En début d’après-midi, je l’ai aperçue, de l’étage, qui
bronzait au bord de la piscine. Ma voisine de chambre. Oui, c’était
elle. C’était bien elle. Seule.
J’ai
enfilé mon maillot de bain, je suis descendue, je me suis approchée.
– Excusez-moi !
Elle est libre, cette chaise longue, là, à côté ?
Elle
m’a fait signe que oui. Oui. Je m’y suis installée. Je me suis
offerte voluptueusement au soleil, avec un long soupir de
satisfaction.
– Qu’est-ce
qu’on est bien !
– Ah,
ça, vous pouvez le dire !
Un
long moment de silence. Le chant des oiseaux. Celui des cigales.
– Et
puis qu’est-ce qu’il est calme, cet hôtel !
Je
me suis tout aussitôt reprise.
– Enfin,
dans la journée ! Parce que la nuit…
Avec
un petit sourire entendu.
Elle
est entrée dans le jeu.
– La
nuit ?
– La
nuit, oui. Vous n’avez pas entendu ? Ah, il y en avait deux,
ça donnait ! Et ça a été quasiment non-stop.

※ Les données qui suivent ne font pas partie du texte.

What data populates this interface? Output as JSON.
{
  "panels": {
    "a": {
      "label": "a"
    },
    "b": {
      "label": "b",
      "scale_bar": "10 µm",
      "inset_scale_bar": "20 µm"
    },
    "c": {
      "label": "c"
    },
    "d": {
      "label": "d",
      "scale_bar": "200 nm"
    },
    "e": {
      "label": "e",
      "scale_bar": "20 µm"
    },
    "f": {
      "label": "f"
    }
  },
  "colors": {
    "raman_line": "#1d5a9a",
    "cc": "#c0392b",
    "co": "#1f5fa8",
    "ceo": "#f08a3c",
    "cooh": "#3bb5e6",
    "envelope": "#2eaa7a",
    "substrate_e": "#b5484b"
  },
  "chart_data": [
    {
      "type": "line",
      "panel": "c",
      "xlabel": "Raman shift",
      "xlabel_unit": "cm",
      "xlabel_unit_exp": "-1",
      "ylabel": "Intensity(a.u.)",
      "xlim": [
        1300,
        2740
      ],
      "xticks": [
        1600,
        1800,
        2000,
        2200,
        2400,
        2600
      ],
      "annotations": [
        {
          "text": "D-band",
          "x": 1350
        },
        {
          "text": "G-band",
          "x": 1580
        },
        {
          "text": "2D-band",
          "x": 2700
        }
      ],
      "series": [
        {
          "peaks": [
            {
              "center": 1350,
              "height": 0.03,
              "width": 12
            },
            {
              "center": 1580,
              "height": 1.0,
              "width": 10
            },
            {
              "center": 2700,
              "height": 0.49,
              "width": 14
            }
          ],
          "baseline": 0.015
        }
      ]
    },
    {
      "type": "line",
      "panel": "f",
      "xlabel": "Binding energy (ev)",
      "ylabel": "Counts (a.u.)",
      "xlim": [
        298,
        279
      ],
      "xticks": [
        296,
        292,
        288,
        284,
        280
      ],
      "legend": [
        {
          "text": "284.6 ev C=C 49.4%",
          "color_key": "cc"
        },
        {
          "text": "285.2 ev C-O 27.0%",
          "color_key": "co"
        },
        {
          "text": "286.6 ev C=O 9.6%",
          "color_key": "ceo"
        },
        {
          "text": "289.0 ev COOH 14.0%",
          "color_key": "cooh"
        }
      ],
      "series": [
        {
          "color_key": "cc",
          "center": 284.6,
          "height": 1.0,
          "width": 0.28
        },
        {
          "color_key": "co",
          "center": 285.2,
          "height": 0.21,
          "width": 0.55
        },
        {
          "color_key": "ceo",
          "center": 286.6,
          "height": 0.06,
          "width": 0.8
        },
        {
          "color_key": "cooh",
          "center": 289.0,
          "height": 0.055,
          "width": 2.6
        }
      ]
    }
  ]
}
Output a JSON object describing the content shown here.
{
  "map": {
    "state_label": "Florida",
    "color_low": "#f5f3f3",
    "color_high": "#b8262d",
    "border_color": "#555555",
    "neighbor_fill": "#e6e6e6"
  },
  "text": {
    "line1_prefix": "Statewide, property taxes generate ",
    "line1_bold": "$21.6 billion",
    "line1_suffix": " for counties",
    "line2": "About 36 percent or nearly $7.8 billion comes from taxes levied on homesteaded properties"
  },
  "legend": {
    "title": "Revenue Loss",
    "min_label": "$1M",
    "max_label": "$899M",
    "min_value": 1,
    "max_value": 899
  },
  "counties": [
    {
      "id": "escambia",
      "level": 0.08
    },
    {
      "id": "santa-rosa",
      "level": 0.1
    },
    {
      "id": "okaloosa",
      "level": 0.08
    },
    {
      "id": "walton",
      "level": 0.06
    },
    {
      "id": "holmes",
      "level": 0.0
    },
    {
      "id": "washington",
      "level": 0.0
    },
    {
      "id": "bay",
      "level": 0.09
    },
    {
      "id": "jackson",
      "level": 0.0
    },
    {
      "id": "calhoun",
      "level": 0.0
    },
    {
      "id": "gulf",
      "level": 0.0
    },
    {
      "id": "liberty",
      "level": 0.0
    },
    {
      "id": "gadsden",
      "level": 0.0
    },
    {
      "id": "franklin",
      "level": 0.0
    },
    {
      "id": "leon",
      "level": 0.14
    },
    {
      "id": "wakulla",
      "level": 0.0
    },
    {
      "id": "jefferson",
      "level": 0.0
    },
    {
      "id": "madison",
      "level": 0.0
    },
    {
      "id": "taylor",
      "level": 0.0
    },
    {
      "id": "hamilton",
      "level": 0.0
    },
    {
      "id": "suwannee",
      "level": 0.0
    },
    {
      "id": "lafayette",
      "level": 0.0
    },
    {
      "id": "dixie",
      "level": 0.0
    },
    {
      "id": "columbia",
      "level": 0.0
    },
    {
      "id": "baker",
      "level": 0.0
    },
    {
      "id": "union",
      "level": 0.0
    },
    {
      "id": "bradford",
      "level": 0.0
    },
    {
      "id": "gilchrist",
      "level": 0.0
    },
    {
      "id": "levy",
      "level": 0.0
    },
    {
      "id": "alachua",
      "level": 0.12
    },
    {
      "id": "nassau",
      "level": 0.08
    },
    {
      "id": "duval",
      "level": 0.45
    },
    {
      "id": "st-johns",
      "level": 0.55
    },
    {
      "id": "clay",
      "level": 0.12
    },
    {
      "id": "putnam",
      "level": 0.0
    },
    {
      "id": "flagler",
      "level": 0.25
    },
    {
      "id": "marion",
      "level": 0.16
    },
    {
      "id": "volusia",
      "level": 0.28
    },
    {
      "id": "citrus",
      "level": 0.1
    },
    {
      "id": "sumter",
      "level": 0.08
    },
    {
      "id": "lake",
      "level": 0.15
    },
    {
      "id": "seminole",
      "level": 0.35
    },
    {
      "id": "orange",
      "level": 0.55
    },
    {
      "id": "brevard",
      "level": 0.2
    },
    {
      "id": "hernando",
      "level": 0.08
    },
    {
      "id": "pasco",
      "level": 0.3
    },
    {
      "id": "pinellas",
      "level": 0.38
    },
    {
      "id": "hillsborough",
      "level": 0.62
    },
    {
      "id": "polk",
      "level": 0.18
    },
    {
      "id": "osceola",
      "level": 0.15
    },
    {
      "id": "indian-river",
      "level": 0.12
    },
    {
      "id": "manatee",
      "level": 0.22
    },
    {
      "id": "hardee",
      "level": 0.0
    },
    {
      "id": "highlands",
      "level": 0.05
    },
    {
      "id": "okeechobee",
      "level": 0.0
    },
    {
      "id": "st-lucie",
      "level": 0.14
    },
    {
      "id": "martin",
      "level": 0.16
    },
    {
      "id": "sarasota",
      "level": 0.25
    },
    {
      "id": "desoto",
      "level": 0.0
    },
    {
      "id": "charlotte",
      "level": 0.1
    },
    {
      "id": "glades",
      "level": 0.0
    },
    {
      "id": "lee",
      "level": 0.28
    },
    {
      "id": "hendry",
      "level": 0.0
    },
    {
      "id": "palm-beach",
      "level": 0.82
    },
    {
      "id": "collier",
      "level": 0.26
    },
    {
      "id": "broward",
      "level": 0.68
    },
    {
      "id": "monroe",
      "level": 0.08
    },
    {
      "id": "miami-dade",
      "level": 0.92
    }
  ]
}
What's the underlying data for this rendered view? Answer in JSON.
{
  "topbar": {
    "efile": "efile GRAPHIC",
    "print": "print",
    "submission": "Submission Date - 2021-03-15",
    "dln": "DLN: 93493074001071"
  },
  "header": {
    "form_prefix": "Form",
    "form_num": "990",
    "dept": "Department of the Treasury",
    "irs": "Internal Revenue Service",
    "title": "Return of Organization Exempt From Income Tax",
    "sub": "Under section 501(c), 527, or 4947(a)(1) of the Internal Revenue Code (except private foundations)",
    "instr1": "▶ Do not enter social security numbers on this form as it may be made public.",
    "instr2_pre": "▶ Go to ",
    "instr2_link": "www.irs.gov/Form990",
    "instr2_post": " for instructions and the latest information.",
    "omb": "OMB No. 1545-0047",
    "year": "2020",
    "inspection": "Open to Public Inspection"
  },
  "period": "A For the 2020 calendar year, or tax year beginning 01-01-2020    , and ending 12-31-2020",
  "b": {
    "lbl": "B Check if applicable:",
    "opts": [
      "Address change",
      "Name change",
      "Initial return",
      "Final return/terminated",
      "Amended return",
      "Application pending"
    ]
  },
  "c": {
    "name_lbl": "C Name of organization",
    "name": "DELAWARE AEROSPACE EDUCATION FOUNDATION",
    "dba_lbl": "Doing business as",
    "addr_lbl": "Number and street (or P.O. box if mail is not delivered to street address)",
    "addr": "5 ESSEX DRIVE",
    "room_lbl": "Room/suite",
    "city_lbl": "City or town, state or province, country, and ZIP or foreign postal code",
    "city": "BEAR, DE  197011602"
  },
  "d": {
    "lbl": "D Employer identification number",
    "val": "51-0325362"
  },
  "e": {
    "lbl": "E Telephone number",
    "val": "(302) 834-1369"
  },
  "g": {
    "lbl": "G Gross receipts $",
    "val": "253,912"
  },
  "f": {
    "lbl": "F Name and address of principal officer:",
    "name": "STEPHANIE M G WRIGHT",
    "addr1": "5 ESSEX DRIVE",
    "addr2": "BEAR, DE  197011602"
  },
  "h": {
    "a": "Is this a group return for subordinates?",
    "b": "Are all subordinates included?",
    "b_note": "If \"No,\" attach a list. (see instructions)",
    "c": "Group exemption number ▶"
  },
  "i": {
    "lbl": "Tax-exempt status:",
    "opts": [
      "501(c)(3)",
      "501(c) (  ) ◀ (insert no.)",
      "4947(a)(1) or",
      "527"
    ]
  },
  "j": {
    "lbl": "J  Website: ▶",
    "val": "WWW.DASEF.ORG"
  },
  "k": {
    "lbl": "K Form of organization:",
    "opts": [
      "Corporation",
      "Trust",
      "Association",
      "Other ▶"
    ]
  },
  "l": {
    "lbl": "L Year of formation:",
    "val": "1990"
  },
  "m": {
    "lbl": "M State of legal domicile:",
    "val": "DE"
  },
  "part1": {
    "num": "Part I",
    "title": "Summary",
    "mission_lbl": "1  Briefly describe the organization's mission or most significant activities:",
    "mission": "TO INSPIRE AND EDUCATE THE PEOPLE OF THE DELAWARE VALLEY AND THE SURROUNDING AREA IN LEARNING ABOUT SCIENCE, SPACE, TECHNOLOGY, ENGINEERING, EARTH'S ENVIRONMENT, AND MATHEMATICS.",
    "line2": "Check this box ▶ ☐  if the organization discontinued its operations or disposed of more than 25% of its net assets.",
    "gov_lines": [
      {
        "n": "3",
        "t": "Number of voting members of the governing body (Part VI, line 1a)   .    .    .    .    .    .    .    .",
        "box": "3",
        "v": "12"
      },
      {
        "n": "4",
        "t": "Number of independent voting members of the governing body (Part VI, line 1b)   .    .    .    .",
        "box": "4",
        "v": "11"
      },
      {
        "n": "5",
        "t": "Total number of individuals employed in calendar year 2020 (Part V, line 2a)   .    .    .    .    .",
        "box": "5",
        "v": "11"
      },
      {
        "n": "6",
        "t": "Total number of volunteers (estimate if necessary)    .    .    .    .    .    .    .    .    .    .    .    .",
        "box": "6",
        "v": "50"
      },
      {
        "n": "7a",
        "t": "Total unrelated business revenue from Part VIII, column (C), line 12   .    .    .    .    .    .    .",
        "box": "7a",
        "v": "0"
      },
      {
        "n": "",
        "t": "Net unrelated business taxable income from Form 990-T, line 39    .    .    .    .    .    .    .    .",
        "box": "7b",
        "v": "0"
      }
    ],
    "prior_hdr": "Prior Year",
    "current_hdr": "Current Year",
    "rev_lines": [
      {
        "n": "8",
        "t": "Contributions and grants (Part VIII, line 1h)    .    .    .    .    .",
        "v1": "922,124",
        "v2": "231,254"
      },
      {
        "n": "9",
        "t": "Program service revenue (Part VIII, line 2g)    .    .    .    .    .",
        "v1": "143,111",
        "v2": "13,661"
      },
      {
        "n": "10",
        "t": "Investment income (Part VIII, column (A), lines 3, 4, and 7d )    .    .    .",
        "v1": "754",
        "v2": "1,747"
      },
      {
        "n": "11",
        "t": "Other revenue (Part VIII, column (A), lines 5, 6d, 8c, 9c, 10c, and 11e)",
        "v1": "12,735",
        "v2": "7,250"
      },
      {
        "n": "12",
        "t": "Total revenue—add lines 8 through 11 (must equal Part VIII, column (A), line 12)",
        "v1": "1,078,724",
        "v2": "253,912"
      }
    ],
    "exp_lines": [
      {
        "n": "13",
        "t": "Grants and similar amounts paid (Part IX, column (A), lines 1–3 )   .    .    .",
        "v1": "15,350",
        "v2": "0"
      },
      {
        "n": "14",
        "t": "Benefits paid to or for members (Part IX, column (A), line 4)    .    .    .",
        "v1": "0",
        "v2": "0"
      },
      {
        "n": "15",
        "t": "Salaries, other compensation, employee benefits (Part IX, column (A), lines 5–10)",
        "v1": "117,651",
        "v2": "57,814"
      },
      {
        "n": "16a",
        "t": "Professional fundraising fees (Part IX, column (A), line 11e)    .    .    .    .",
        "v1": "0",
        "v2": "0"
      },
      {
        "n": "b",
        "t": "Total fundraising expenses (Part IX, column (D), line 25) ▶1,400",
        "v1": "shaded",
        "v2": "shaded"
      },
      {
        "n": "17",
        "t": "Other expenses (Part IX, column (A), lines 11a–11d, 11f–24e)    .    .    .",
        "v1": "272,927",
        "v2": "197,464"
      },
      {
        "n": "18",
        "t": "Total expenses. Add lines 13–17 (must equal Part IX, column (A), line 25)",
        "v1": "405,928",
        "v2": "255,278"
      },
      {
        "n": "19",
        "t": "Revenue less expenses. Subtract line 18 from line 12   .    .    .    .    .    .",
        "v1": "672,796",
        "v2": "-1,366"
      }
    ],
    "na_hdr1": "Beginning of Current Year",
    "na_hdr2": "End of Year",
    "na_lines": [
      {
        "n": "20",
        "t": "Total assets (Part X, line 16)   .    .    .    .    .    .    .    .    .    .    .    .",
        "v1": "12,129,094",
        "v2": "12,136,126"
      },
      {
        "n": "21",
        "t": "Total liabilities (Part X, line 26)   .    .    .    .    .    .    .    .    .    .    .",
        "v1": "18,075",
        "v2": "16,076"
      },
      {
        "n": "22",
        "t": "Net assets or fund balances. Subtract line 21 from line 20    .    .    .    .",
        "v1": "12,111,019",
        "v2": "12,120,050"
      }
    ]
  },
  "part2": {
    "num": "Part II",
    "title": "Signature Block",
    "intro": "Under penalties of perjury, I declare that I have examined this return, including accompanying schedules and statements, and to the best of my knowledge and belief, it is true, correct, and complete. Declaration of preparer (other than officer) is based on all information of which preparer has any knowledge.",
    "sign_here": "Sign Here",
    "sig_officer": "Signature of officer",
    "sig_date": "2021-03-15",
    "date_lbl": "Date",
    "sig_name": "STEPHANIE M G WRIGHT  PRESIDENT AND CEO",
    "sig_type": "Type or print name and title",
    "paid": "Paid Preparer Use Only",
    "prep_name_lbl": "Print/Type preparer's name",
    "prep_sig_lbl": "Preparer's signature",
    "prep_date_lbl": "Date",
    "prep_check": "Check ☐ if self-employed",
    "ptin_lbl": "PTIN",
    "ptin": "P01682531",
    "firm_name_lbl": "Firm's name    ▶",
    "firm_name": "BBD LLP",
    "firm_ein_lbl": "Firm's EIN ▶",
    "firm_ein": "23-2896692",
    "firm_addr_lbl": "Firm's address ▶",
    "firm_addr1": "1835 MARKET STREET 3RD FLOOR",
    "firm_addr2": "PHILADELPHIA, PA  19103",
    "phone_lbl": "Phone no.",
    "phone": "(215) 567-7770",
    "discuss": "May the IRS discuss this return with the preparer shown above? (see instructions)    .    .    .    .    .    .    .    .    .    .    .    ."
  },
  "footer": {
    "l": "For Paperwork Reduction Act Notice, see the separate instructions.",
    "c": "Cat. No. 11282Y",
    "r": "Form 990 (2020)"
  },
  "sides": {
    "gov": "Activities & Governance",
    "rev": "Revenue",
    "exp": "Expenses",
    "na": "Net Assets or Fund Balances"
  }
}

Faut dire que
j’étais aux premières loges aussi.
– Vous
avez quelle chambre, si c’est pas indiscret ?
– La
112.
– Et
moi, la 114.
J’ai
feint la surprise.
– Ah,
ben d’accord !
Et
on a éclaté de rire.
– On
vous a empêchée de dormir, du coup. Je suis désolée.
– Oui,
oh, pour être tout à fait honnête, c’était pas si désagréable
que ça.
Elle
m’a jeté un petit regard complice.
– Ah,
ben on pourra recommencer alors !
– Quand
vous voudrez. Et tant que vous voudrez…
– C’était
bien notre intention.
– Il
y a pas longtemps que vous êtes ensemble, hein ?
– Dix
ans.
– Dix
ans !
– Oui,
enfin, c’est un peu plus compliqué que ça. Disons que,
parallèlement, on est mariés. Chacun de son côté. Côté cul, mon
conjoint n’est pas un foudre de guerre. Quant à sa femme à lui,
c’est encore pire. Il y a droit tous les tournants de lune. Alors,
quand on a l’occasion de se retrouver tous les deux, Théo et moi,
on s’éclate comme c’est pas possible.
– J’ai
vu ça. Entendu plutôt.
– Malheureusement
des occasions, on n’en a pas aussi souvent qu’on voudrait. Là,
ça faisait trois ans, plus de trois ans, qu’une opportunité ne
s’était pas présentée. Alors faut qu’on se rattrape. Et vous ?
– Moi ?
– Vous
êtes seule ici ?
– Oui.
Mon mari est un passionné d’alpinisme. Pas moi. Et donc, on passe,
depuis maintenant des années, systématiquement nos vacances
séparément. Ce dont je ne me plains pas. Bien au contraire. Parce
que, tout comme vous, avec mon conjoint, sexuellement ce n’est
vraiment pas ça. On est dans la routine. Un petit coup, vite fait,
le samedi soir. Et encore, pas toujours. Je n’y trouve pas vraiment
mon compte.
– J’imagine.
On est, je crois, beaucoup de femmes dans ce cas-là…
– C’est
bien pour ça que moi aussi, je mets les vacances à profit pour me
donner du bon temps. Je n’ai pas la chance d’avoir, tout comme
vous, un chevalier servant attitré. Alors je me fais ouverte aux
multiples possibles qui s’offrent à moi. Tout en restant
résolument sélective. À quarante ans, c’est le moment ou jamais.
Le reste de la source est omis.